Werner, du Glücklicher!

Was für eine herrliche Abkühlung, um die dich bestimmt viele heute beneiden! Ich übrigens auch! 

Wir haben eindeutig den falschen Teich gebaut!


----------



## Digicat (20. Aug. 2009)

*AW: Werner traut sich...*

Servus Werner

Beneidenswert 

Freue mich schon aufs nächste Jahr .... da mach ich Dir Konkurrenz ...
da schwimmen wir dann virtuell um die Wette 

Und wie wars mit den Koi ....


----------



## Mercedesfreund (20. Aug. 2009)

*AW: Werner traut sich...*

..Helmut, ich glaub die Koi waren etwas verwundert..haben gemeckert..sowas wie, raus hier ,der Teich ist unser..


----------



## Digicat (20. Aug. 2009)

*AW: Werner traut sich...*


----------



## Koi-Uwe (21. Aug. 2009)

*AW: Werner traut sich...*

Prima Werner 

Ich war ja gestern auch geneigt mal reinzuhüpfen :smoki Hab es aber den Koi zu liebe gelassen, die hatten auch irgendwie die Hitze gespürt und sich nach unten verdrückt


----------



## waterman (21. Aug. 2009)

*AW: Werner traut sich...*

Werner haste juut jemacht!

Bei der Hitze such ich in meinem Teich auch gerne mal die Abkühlung, die Fische  störts nicht, im Gegenteil, wenn ich mit Taucherbrille drin bin, sind sie richtig neugierig.

Gruß
Wil


----------



## rut49 (21. Aug. 2009)

*AW: Werner traut sich...*

Hallo Inken,

- falsch gebaut?

Unsere sind nur etwas kleiner, aber mit den Füßen abtauchen können wir auch!
Das reicht manchmal schon zur Abkühlung.
Gestern bei 37,9 Gr., hätte ich auch gerne eine Ganzkörperabkühlung gehabt.
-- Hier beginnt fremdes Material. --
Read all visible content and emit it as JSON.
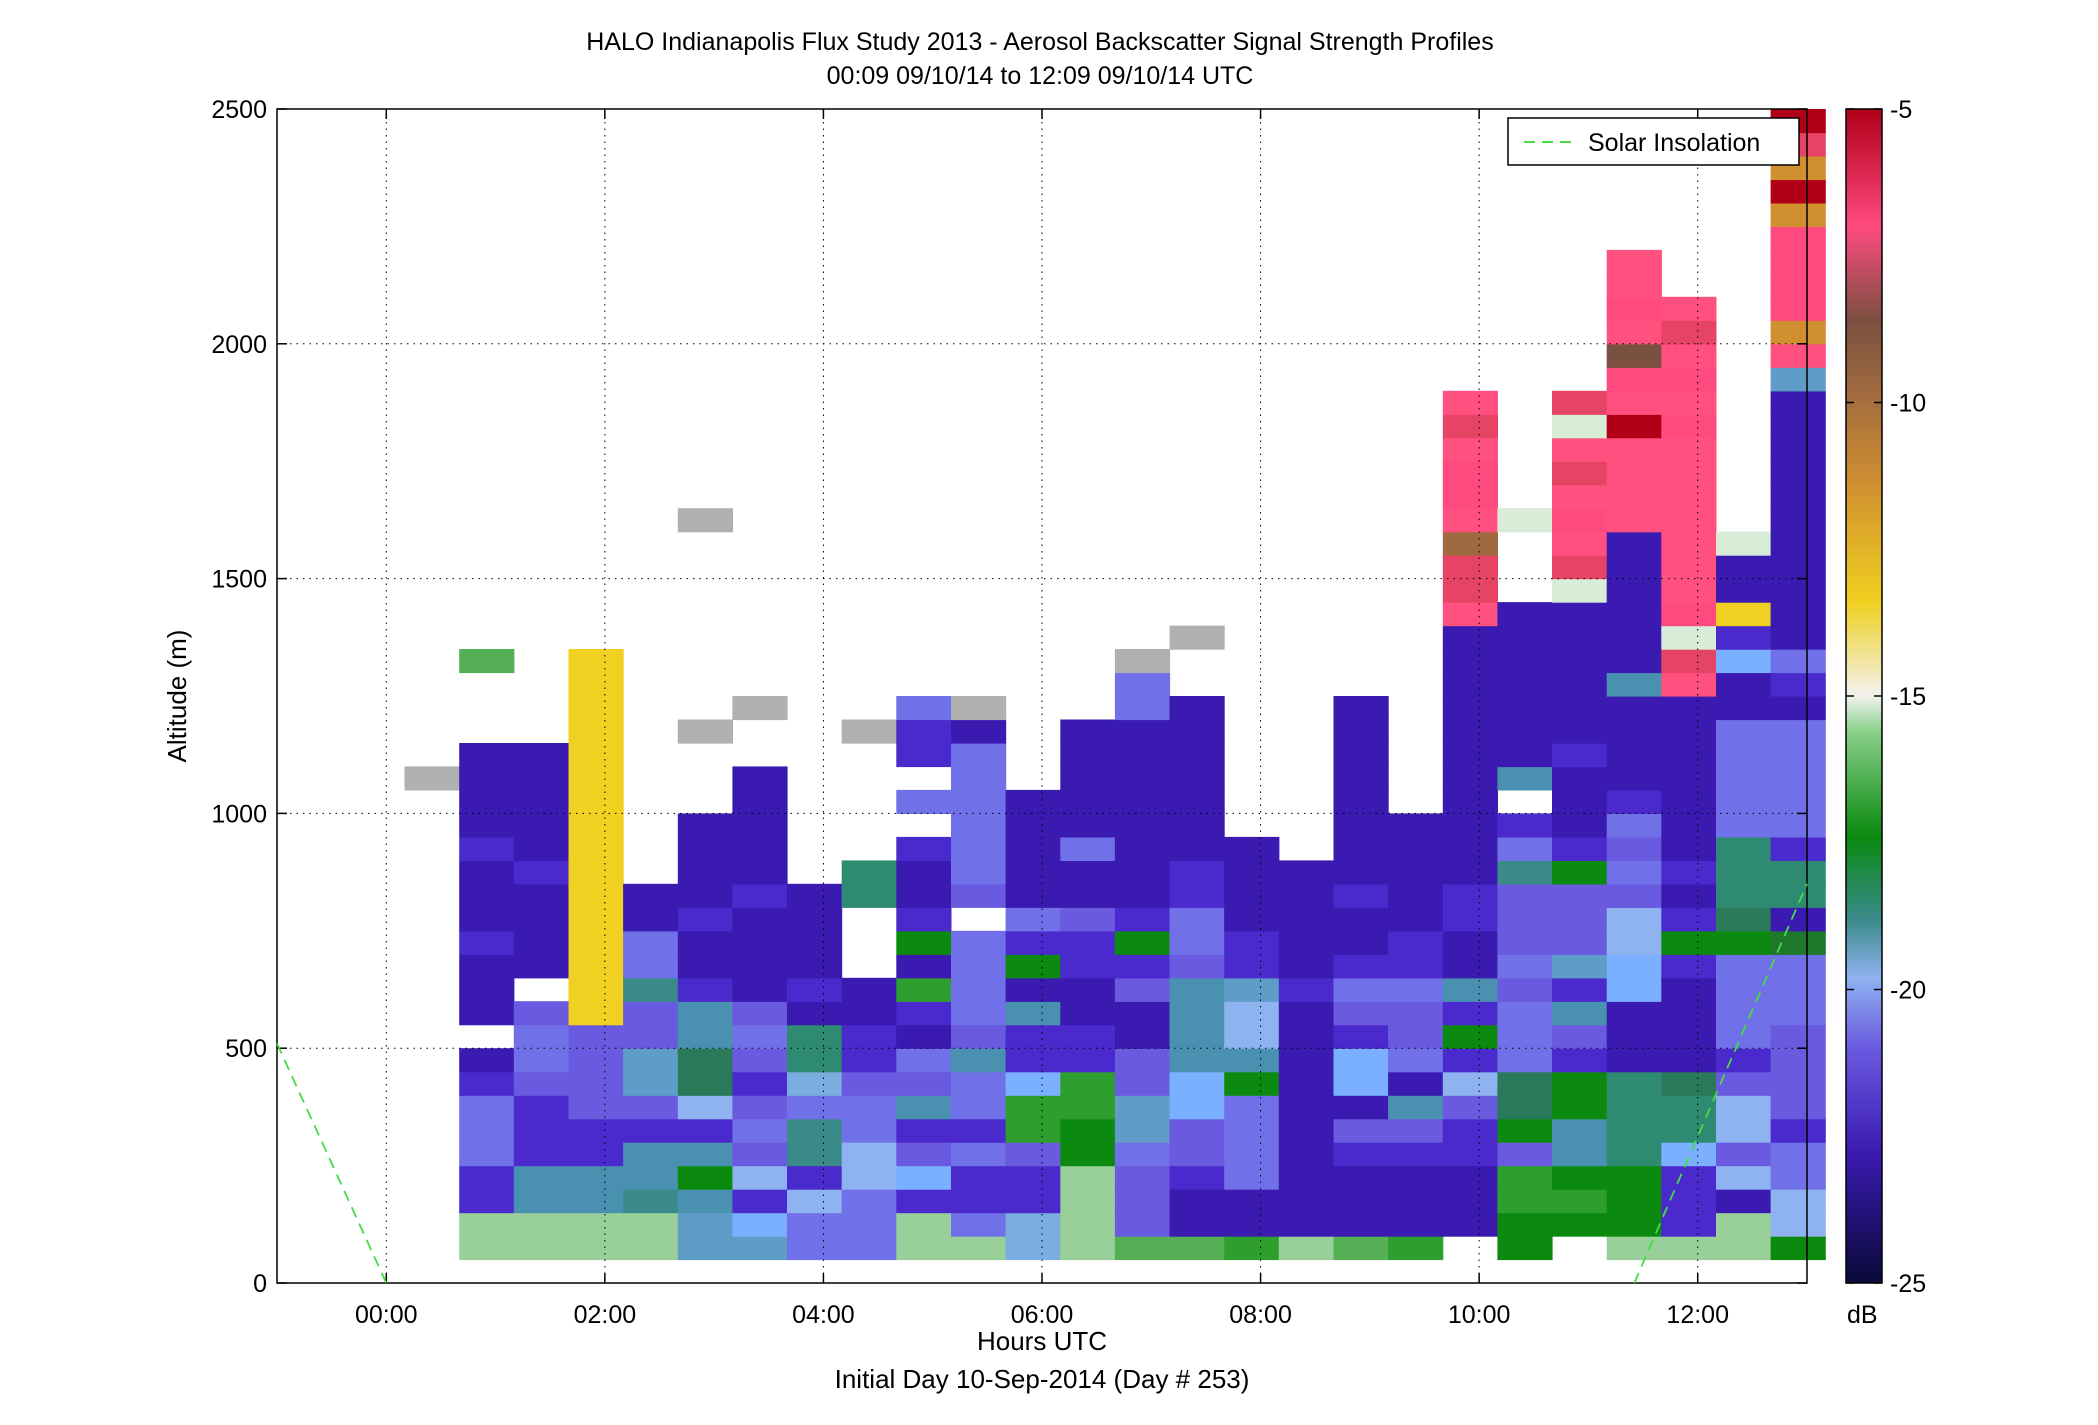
{
  "chart_data": {
    "type": "heatmap",
    "title": "HALO Indianapolis Flux Study 2013 - Aerosol Backscatter Signal Strength Profiles",
    "subtitle": "00:09 09/10/14 to 12:09 09/10/14  UTC",
    "xlabel": "Hours UTC",
    "xlabel2": "Initial Day 10-Sep-2014 (Day # 253)",
    "ylabel": "Altitude (m)",
    "xlim": [
      -1,
      13
    ],
    "ylim": [
      0,
      2500
    ],
    "x_ticks": [
      {
        "value": 0,
        "label": "00:00"
      },
      {
        "value": 2,
        "label": "02:00"
      },
      {
        "value": 4,
        "label": "04:00"
      },
      {
        "value": 6,
        "label": "06:00"
      },
      {
        "value": 8,
        "label": "08:00"
      },
      {
        "value": 10,
        "label": "10:00"
      },
      {
        "value": 12,
        "label": "12:00"
      }
    ],
    "y_ticks": [
      {
        "value": 0,
        "label": "0"
      },
      {
        "value": 500,
        "label": "500"
      },
      {
        "value": 1000,
        "label": "1000"
      },
      {
        "value": 1500,
        "label": "1500"
      },
      {
        "value": 2000,
        "label": "2000"
      },
      {
        "value": 2500,
        "label": "2500"
      }
    ],
    "grid": true,
    "legend": {
      "position": "top-right",
      "entries": [
        {
          "label": "Solar Insolation",
          "color": "#44dd44",
          "style": "dashed"
        }
      ]
    },
    "colorbar": {
      "unit": "dB",
      "range": [
        -25,
        -5
      ],
      "ticks": [
        {
          "value": -5,
          "label": "-5"
        },
        {
          "value": -10,
          "label": "-10"
        },
        {
          "value": -15,
          "label": "-15"
        },
        {
          "value": -20,
          "label": "-20"
        },
        {
          "value": -25,
          "label": "-25"
        }
      ]
    },
    "cells": {
      "x_start": 0.167,
      "x_step": 0.5,
      "y_start": 50,
      "y_step": 50,
      "columns": [
        "....................X.........",
        "hhffeeefnAnnnfnnnfnnnn...i.....",
        "hhrrfffaeeaAnnnnfnnnnn....",
        "hhrrffaaaaYYYYYYYYYYYYYYYY",
        "hhorrfaggaaoeenn",
        "ggrkrfbpprrfnnfnnnn...X........X",
        "gdfbaeafaeannnnfnnnnn..X",
        "eebfooecqqnfnnnn",
        "eeebbeeaffnn...qq.....X",
        "hhfdafraenfjnkfnnf.e.ffe",
        "heffefeeraeeee.aeeeeeenX",
        "ccffajjdffrnkfennnnn",
        "hhhhkkjjffnnffannennnnn",
        "iaaaeggaannafkfnnnnnnnneeX",
        "innfaaddrrrraeeffnnnnnnn..X",
        "jnneeeekrbbgffnnnn",
        "hnnnnnnnnnnfnnnnn",
        "innnfanddfaefnnfnnnnnnnn",
        "jnnnfarneaaeffnnnnn",
        "AnnnffabfkfrnnffnnnnnnnnnnnRMMHRKKRMR",
        "kkjjakppeeeaeaaaoef.rnnnnnnn...S",
        "AkjkrrkkfarfgaaakfnnnfnnnnnnSMRKRMRSM",
        "hkkkqqqqnnnddbbaeaefnnnnrnnnnnnRRRRPRKJRKRR",
        "hfffdqqpnnnnfkfnfnnnnnnnRMSKRRRRRRRKRKRMR",
        "hhnbabbafeeeekpqqqeeeeenndfYnnS",
        "kbbeefaaaaeeemnqqfeeeeenfennnnnnnnnnngRFKKKKFPFMP"
      ]
    }
  }
}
liebe Grüße aus dem Lipperland auch an Peter  Regina


----------



## rainthanner (21. Aug. 2009)

*AW: Werner traut sich...*

 

Prima, 


Achtung, dass dir der Reiherdraht nicht den Rücken massiert. 



Gruß Rainer


----------



## pflanzen exklusiv (21. Aug. 2009)

*AW: Werner traut sich...*

Als ich gestern im Teich war, und anschließend herausgehen wollte, hat mich Greenpeace ins tiefer Wasser gezogen

Gruß Thomas


----------



## robsig12 (21. Aug. 2009)

*AW: Werner traut sich...*

Und immer schön die Badehose anhaben.:hai


----------